On Thursday, just before my departure from Europe back to the US, I read an article in the prominent German weekly, "Die Zeit", declaring that Muslim communities in Germany were undermining the free, secular, democratic values of the German "Rechtsstaat" (rights-based state). This was the lead article of the week, "Tuecken der Toleranz", part of the most recent media fever of identity introspection which has broken out across Western Europe following the murder of Dutch filmmaker Theo Van Gogh by a self-proclaimed Muslim radical. Leading the media charge against Muslim communities in Germany was the widely-circulated, pop-conservative news magazine, "Der Spiegel", in a cover story called "Allahs Rechtlose Tochter: Muslimische Frauen in Deutschland".
These articles (among others, at least one in every major German news daily, weekly, magazine and broadcast program around the week of Nov. 15) paint a dismal picture of Muslims' ability to live in the West without forcing the West to compromise its own values. Continues the argument line: in order to accomodate Muslim values, as required by their own values of promoting and accepting multiculturalism, they must create policies which compromise core womens' rights, social rights, and civil rights. In effect, by allowing Muslims to practice their own religious and cultural traditions, German society has allowed Muslims to threaten German peace, security, society and culture. I might expect fighting words like this from Spiegel, but Zeit was always more nuanced. Has the entire opinion set decided to fall back on easy stereotypes, decided to spread a campaign of misinformation and obfuscation? Apparently.
Here we are: Dutch police find a note with Koranic-cadenced verse cursing the West pinned to the shot and stabbed corpse of one provocative filmmaker in Holland (a country where discussions about immigrant integration and the future of the welfare state have inflamed social wounds and filled public debate forums for the last several years). Dutch officials and journalists begin reporting that the country's integration program and welfare policies have failed to address Islamic violence. Dutch political ideology sees itself resting on the belief that violence results from poverty and inequality, which should be reparable through thorough social welfare. "Islamic fundamentalists" are rich, goes the line of query, so clearly cultures of hate don't always originate in poverty. What to do? According to Dutch opinion makers: throw up your hands, throw in the towel and forget integration programs. "Muslims" have created a parallel society, have failed to integrate despite integration programs provided by the state since the early 1980s, have created safe havens for people with anti-Western and anti-State missions to meet and coordinate. No one is safe from them, so launch a campaign to purge them out.

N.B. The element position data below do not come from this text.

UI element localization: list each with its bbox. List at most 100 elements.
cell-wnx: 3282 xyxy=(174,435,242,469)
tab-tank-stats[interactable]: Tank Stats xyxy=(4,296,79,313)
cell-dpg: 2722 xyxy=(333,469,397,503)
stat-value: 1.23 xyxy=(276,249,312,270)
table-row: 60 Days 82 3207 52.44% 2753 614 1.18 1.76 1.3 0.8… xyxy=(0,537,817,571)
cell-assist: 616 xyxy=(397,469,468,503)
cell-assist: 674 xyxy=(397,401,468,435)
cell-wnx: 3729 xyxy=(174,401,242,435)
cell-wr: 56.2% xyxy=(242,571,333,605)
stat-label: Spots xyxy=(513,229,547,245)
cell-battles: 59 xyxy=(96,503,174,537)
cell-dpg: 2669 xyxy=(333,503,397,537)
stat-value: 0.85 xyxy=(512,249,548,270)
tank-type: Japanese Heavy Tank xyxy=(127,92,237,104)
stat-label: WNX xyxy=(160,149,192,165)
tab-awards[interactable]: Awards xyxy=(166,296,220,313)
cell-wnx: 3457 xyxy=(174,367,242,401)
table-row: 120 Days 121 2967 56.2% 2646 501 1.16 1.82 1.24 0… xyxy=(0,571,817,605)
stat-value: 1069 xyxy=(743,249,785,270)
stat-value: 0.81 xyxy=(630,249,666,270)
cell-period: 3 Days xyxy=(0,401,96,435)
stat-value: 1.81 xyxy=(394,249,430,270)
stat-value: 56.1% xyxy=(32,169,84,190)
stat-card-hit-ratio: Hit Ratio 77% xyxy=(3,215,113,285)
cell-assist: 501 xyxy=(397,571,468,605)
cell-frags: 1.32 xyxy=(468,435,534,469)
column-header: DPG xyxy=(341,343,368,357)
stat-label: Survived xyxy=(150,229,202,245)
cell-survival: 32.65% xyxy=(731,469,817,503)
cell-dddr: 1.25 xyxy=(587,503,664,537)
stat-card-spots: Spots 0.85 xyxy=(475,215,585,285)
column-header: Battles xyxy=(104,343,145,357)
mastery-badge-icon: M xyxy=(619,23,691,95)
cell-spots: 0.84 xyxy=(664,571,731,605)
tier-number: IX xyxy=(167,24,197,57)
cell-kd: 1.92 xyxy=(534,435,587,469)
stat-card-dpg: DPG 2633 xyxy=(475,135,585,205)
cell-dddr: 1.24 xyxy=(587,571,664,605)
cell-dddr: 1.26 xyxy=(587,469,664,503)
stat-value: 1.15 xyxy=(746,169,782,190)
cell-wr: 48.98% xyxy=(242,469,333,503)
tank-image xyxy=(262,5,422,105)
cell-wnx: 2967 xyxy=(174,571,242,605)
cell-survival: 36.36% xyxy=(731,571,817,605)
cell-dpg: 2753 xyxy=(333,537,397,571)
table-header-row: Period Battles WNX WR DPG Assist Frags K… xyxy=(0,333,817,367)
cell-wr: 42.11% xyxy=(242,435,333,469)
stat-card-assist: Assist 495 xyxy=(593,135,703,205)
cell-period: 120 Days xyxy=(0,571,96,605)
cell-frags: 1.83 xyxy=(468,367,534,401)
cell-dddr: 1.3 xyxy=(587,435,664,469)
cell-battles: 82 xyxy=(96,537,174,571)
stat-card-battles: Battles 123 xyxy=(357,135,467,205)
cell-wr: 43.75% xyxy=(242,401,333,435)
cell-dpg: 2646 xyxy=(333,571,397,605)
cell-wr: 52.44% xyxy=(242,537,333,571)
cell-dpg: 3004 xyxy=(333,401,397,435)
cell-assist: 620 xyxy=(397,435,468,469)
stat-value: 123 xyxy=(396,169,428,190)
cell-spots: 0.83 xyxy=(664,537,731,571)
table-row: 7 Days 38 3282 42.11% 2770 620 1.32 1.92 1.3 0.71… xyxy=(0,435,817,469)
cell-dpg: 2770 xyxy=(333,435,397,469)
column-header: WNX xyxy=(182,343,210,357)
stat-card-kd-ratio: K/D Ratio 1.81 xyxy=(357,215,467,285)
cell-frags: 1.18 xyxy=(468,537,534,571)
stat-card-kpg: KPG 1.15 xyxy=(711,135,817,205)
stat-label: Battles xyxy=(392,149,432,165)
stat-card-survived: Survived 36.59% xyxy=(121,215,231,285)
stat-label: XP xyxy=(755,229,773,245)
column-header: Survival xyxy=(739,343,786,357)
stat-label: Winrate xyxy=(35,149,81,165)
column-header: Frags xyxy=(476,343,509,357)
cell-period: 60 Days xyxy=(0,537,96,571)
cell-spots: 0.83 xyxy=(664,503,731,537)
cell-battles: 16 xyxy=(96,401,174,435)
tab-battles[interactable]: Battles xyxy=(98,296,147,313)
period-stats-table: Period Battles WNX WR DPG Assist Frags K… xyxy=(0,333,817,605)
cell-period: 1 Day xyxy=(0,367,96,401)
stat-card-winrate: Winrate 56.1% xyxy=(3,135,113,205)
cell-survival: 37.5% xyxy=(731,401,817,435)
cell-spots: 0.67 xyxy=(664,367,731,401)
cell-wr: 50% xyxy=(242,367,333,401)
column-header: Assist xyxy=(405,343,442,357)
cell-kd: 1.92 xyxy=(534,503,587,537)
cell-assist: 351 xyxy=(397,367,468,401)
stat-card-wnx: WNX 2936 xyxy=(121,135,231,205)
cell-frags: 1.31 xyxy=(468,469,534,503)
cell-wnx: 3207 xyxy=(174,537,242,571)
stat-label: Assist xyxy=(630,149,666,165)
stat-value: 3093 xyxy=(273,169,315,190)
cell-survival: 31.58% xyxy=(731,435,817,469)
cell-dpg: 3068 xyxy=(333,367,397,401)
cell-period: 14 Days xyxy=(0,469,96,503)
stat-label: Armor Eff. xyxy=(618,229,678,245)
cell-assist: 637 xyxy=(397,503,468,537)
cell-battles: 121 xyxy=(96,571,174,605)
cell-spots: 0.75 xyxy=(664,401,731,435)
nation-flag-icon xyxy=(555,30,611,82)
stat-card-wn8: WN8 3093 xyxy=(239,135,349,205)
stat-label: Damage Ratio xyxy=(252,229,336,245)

Suddenly, countries with their own unique immigrant integration and welfare state issues have taken this one violent death (with its own backstory - Van Gogh was an open provocateur, according to reliable sources) as proof that radical Islam has not been sufficiently contained in their societies, that it is far more widespread and dangerous than they had thought, that they have been played the fool for promoting their honorable yet naive secularism and multiculturalism.
Germany really has no right to take this position.
Point 1: Germany's very first integration policy has yet to come into effect, and even this law (which will take effect in 2005) fixates integration on mandatory language instruction for all those applying for German citizenship. Germany's largest Muslim communities formed as guest workers entered the country in the 1960s (and kept on coming), and were met with a system that openly opposed their integration into society. As a result of 4 decades of an immigration reality rejected, despised and denied, the country has several large Muslim communities of different ethnic backgrounds and persuasions/schools with consistently below average education, employment, health and wealth indicators. This has long been seen as a social problem, not a national security problem.
Point 2: Germany has never seen itself nor promoted itself as a multicultural society. In Berlin, for example, there are several immigrant communities which function entirely outside of the public field of vision. Thriving Kurdish, Tamil, Arab, African (from countries in the West and Southeast of the continent), Haitian, Vietnamese communities, among others, are completely ignored in the immigration debate, which almost fetishizes Turks as the country's (and city's) immigrant face. These communities also have parallel cultures, which Germans know nothing about and see no need to explore.
Point 3: Muslim voices from the Turkish community, which are calling for girls to be exempt from physical and sexual/health education classes are part of a fringe Islamic lobby which is both powerful and feared in Turkey itself. This lobby does not address mainstream Turkish identity concerns. The German state should be able to distinguish between powerful minority Turkish voices and the complex and varied majority opinion, as well as between this one Muslim voice among the many complex and varied Muslim voices in Germany today.
Point 4: If Germany (and other Western European democracies - this debate has gained momentum in France, Belgium, Spain and the UK as well, following this one death) persists in seeing Muslims as one unified fundamentalist, anti-woman, anti-democratic, dangerous face, it will divert attention from its own failed integration policies, its own anti-woman policies, and its own infringements on democratic values. It will fail to take responsibility for addressing the problems and providing integration options for its largest immigrant communities, and will diminish economic and social growth opportunities available only through successful social integration policies.